A fiduciary checklist for 401(k) sponsors is 79 items long

A fiduciary checklist for 401(k) sponsors is 79 items long
The list will help employers avoid lawsuits related to their retirement plans, according to the group that built it.
AUG 05, 2021

A checklist unveiled this week by a fiduciary training group is designed to help 401(k) sponsors protect themselves from lawsuits.

In June, the Center for Board Certified Fiduciaries projected that there are roughly 17.5 million people overseeing $26.6 billion in assets who are “lay fiduciaries,” industry outsiders who in many cases are in the dark about their legal responsibilities. That includes at least 3 million retirement plan sponsors, according to the group.

The new checklist, which the group calls FORT, or Fiduciary Oversight of Responsibilities and Tasks, will make them aware outlining 79 different items that retirement plans must have covered, said Don Trone, CEO of CBCF. Given how rampant 401(k) litigation has become, that is crucial, he said.

“The vast majority of times, when you review the depositions associated with the 401(k) litigation … you hear that the plan sponsor had no idea about the depth and scope of their responsibilities and tasks,” Trone said.

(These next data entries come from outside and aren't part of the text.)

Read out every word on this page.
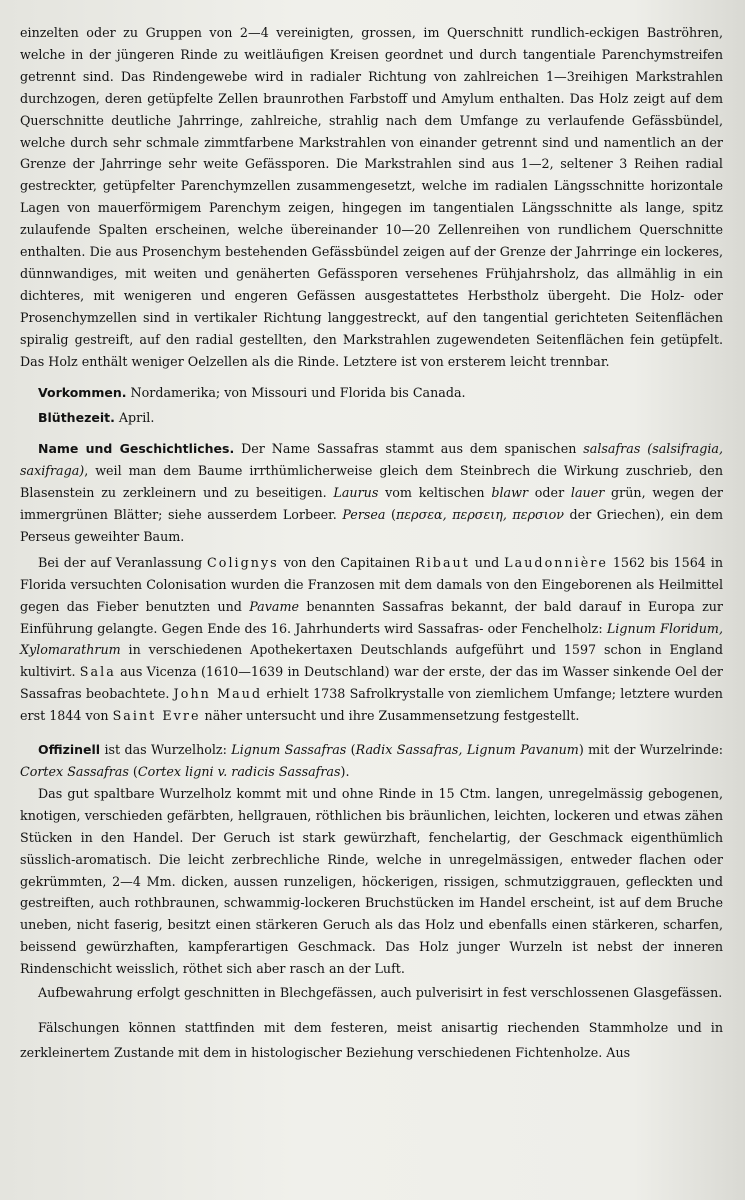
einzelten oder zu Gruppen von 2—4 vereinigten, grossen, im Querschnitt rundlich-eckigen Baströhren, welche in der jüngeren Rinde zu weitläufigen Kreisen geordnet und durch tangentiale Parenchymstreifen getrennt sind. Das Rindengewebe wird in radialer Richtung von zahlreichen 1—3reihigen Markstrahlen durchzogen, deren getüpfelte Zellen braunrothen Farbstoff und Amylum enthalten. Das Holz zeigt auf dem Querschnitte deutliche Jahrringe, zahlreiche, strahlig nach dem Umfange zu verlaufende Gefässbündel, welche durch sehr schmale zimmtfarbene Markstrahlen von einander getrennt sind und namentlich an der Grenze der Jahrringe sehr weite Gefässporen. Die Markstrahlen sind aus 1—2, seltener 3 Reihen radial gestreckter, getüpfelter Parenchymzellen zusammengesetzt, welche im radialen Längsschnitte horizontale Lagen von mauerförmigem Parenchym zeigen, hingegen im tangentialen Längsschnitte als lange, spitz zulaufende Spalten erscheinen, welche übereinander 10—20 Zellenreihen von rundlichem Querschnitte enthalten. Die aus Prosenchym bestehenden Gefässbündel zeigen auf der Grenze der Jahrringe ein lockeres, dünnwandiges, mit weiten und genäherten Gefässporen versehenes Frühjahrsholz, das allmählig in ein dichteres, mit wenigeren und engeren Gefässen ausgestattetes Herbstholz übergeht. Die Holz- oder Prosenchymzellen sind in vertikaler Richtung langgestreckt, auf den tangential gerichteten Seitenflächen spiralig gestreift, auf den radial gestellten, den Markstrahlen zugewendeten Seitenflächen fein getüpfelt. Das Holz enthält weniger Oelzellen als die Rinde. Letztere ist von ersterem leicht trennbar.

Vorkommen. Nordamerika; von Missouri und Florida bis Canada.

Blüthezeit. April.

Name und Geschichtliches. Der Name Sassafras stammt aus dem spanischen salsafras (salsifragia, saxifraga), weil man dem Baume irrthümlicherweise gleich dem Steinbrech die Wirkung zuschrieb, den Blasenstein zu zerkleinern und zu beseitigen. Laurus vom keltischen blawr oder lauer grün, wegen der immergrünen Blätter; siehe ausserdem Lorbeer. Persea (περσεα, περσειη, περσιον der Griechen), ein dem Perseus geweihter Baum.

Bei der auf Veranlassung Colignys von den Capitainen Ribaut und Laudonnière 1562 bis 1564 in Florida versuchten Colonisation wurden die Franzosen mit dem damals von den Eingeborenen als Heilmittel gegen das Fieber benutzten und Pavame benannten Sassafras bekannt, der bald darauf in Europa zur Einführung gelangte. Gegen Ende des 16. Jahrhunderts wird Sassafras- oder Fenchelholz: Lignum Floridum, Xylomarathrum in verschiedenen Apothekertaxen Deutschlands aufgeführt und 1597 schon in England kultivirt. Sala aus Vicenza (1610—1639 in Deutschland) war der erste, der das im Wasser sinkende Oel der Sassafras beobachtete. John Maud erhielt 1738 Safrolkrystalle von ziemlichem Umfange; letztere wurden erst 1844 von Saint Evre näher untersucht und ihre Zusammensetzung festgestellt.

Offizinell ist das Wurzelholz: Lignum Sassafras (Radix Sassafras, Lignum Pavanum) mit der Wurzelrinde: Cortex Sassafras (Cortex ligni v. radicis Sassafras).

Das gut spaltbare Wurzelholz kommt mit und ohne Rinde in 15 Ctm. langen, unregelmässig gebogenen, knotigen, verschieden gefärbten, hellgrauen, röthlichen bis bräunlichen, leichten, lockeren und etwas zähen Stücken in den Handel. Der Geruch ist stark gewürzhaft, fenchelartig, der Geschmack eigenthümlich süsslich-aromatisch. Die leicht zerbrechliche Rinde, welche in unregelmässigen, entweder flachen oder gekrümmten, 2—4 Mm. dicken, aussen runzeligen, höckerigen, rissigen, schmutziggrauen, gefleckten und gestreiften, auch rothbraunen, schwammig-lockeren Bruchstücken im Handel erscheint, ist auf dem Bruche uneben, nicht faserig, besitzt einen stärkeren Geruch als das Holz und ebenfalls einen stärkeren, scharfen, beissend gewürzhaften, kampferartigen Geschmack. Das Holz junger Wurzeln ist nebst der inneren Rindenschicht weisslich, röthet sich aber rasch an der Luft.

Aufbewahrung erfolgt geschnitten in Blechgefässen, auch pulverisirt in fest verschlossenen Glasgefässen.

Fälschungen können stattfinden mit dem festeren, meist anisartig riechenden Stammholze und in zerkleinertem Zustande mit dem in histologischer Beziehung verschiedenen Fichtenholze. Aus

The worksheet doesn't indicate that sponsors must handle each of the 79 tasks themselves, but it shows that they must delegate the responsibilities or hire fiduciaries who can address them, Trone said. By ensuring that the different tasks are handled by the adviser, third-party administrator, record keeper or other service provider, the plan sponsor can reduce its fiduciary liability, he said.

Such responsibilities include selecting and monitoring a 3(21) investment adviser, as well as tasking someone with enrollment and participant education, for example.

“[I]n a majority of cases, the plan sponsor has been left with a moral hazard,” as service providers have implied that they shoulder responsibilities that are not included in contracts, Trone said. “In reality, they’ve retained a lot of liability that they’re not aware of.”

The worksheet could also serve to discourage wealth advisers from taking on 401(k) plans, as it would show non-specialist firms the breadth of new responsibilities they could face, he said.

FORTHCOMING TRAINING

CBCF is planning to launch fiduciary courses in conjunction with a university that will provide professional marks in 10 different designations, such as a specialty in tax-exempt plans, Trone said.

“We have a number of specialty leaders who are developing the curriculum for board certification,” he said.

The training is being designed for experienced advisers and will help give them knowledge about all aspects of plan oversight, he said.

To receive the certification, “you not only need to know what you’re doing you need to know what every other player is doing as well,” Trone said.